The UN agency said it expected trafficking networks to spring into action, taking advantage of weakened local authorities to kidnap children and eventually getting them out of the country.
The organisation also repeated its warning to countries that have eased established adoption procedures in an effort to fast-track the travel of orphans whose adoption cases were underway when the quake struck.
Several countries, including France, began accelerating the legal entry of eligible orphans from Haiti into their borders this week.

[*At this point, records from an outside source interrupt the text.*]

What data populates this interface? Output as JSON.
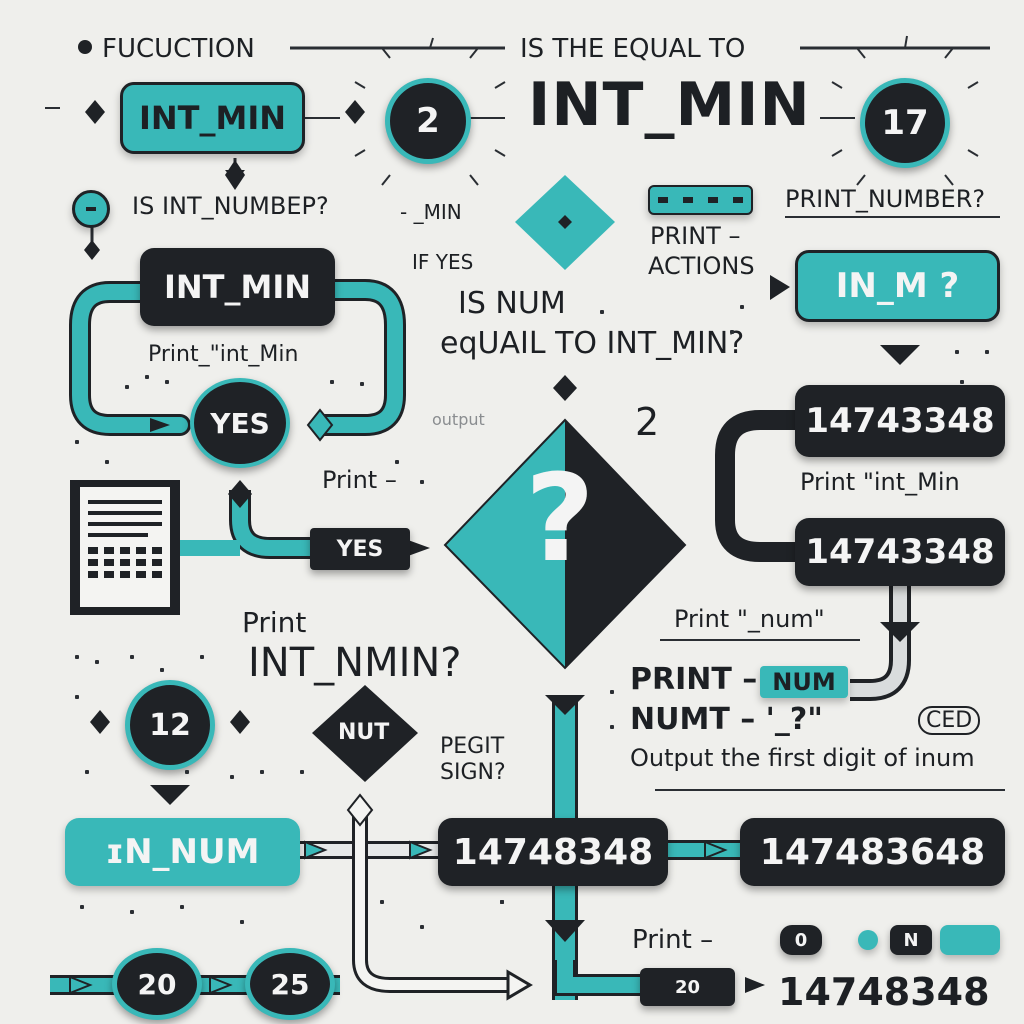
{
  "header": {
    "fucuction": "FUCUCTION",
    "is_the_equal_to": "IS THE EQUAL TO",
    "int_min_title": "INT_MIN"
  },
  "top": {
    "int_min_box": "INT_MIN",
    "circle_2": "2",
    "circle_17": "17",
    "is_int_number": "IS INT_NUMBEP?",
    "min_fragment": "- _MIN",
    "if_yes": "IF YES",
    "print_number": "PRINT_NUMBER?",
    "print_actions_1": "PRINT –",
    "print_actions_2": "ACTIONS",
    "in_m_box": "IN_M ?"
  },
  "left": {
    "int_min_box": "INT_MIN",
    "print_int_min": "Print_\"int_Min",
    "yes_circle": "YES",
    "yes_arrow": "YES",
    "print_label": "Print –"
  },
  "center": {
    "is_num_line1": "IS NUM",
    "is_num_line2": "eqUAIL TO INT_MIN?",
    "output": "output",
    "two": "2",
    "question": "?"
  },
  "right": {
    "num_box_1": "14743348",
    "print_int_min": "Print \"int_Min",
    "num_box_2": "14743348",
    "print_num": "Print \"_num\"",
    "print_word": "PRINT –",
    "num_chip": "NUM",
    "numt": "NUMT – '_?\"",
    "ced": "CED",
    "output_first_digit": "Output the first digit of inum"
  },
  "lower_left": {
    "print": "Print",
    "int_nmin": "INT_NMIN?",
    "circle_12": "12",
    "nut": "NUT",
    "pegit_sign_1": "PEGIT",
    "pegit_sign_2": "SIGN?",
    "n_num_box": "ɪN_NUM"
  },
  "bottom": {
    "num_box_mid": "14748348",
    "num_box_right": "147483648",
    "print_bottom": "Print –",
    "circle_20": "20",
    "circle_25": "25",
    "small_20": "20",
    "bottom_number": "14748348",
    "o_chip": "0",
    "n_chip": "N"
  },
  "colors": {
    "teal": "#39b8b8",
    "dark": "#1f2226",
    "background": "#efefec"
  }
}
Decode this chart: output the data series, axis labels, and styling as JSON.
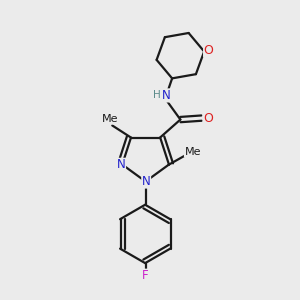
{
  "bg_color": "#ebebeb",
  "bond_color": "#1a1a1a",
  "bond_width": 1.6,
  "atom_colors": {
    "N": "#2222cc",
    "O": "#dd2222",
    "F": "#cc22cc",
    "C": "#1a1a1a",
    "H": "#5a8a8a"
  },
  "font_size": 8.5,
  "fig_size": [
    3.0,
    3.0
  ],
  "dpi": 100
}
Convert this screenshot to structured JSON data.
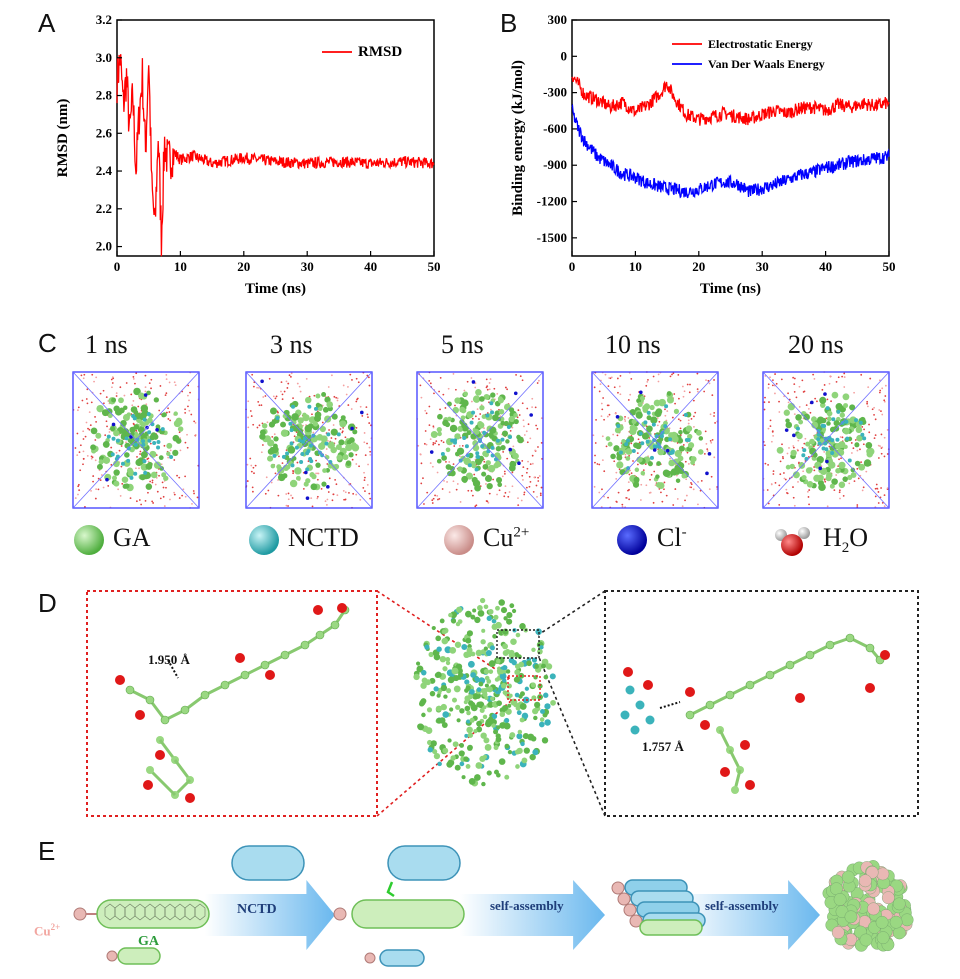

Susan Bissell, Child Protection Chief for the UN fund, told French news organisation RFI that while efforts have been made to hasten the departure of children whose adoption cases had been previously approved, many children who have not yet been properly assessed or granted this authorisation were also being moved.
“What we’re understanding is that large numbers of children who do not have such documentation are leaving the country,” Bissel told RFI. “We have quite – I have to say – an alarming situation on our hands.”
Opening doors to Haitian orphans
Meanwhile, the Spanish presidency of the European Union said it would urge the bloc to forge a common position on fast-track adoptions from Haiti.
France is expecting to welcome 276 Haitian children who have been matched with parents and whose cases were in the final stages of the process before the earthquake hit. A group of 33 children arrived in Paris’ Charles de Gaulle Airport on Friday evening under the glare of the French media.
A total of 106 children being adopted by Dutch families arrived in Holland on Thursday while more than 50 orphans have been taken to the United States.
Several other countries, including Belgium, Canada, Germany and Spain are also fast-tracking adoption procedures.
Spain’s Vice-President Maria-Teresa Fernandez de la Vega said a common response from Europe on the accelerated adoptions would reinforce “aid and international protection for isolated minors travelling alone or orphans.”
An existing problem
According to Bissel, UNICEF staff are working with other children’s agencies in the Haitian capital Port-au-Prince to document unaccompanied children and to offer them assistance. But the earthquake has made an already difficult situation much worse.
“We already had some pretty serious child protection issues before the earthquake,” she said. “We already had large numbers of orphanages that were not registered and hence large numbers of children not documented under even the previously existing law.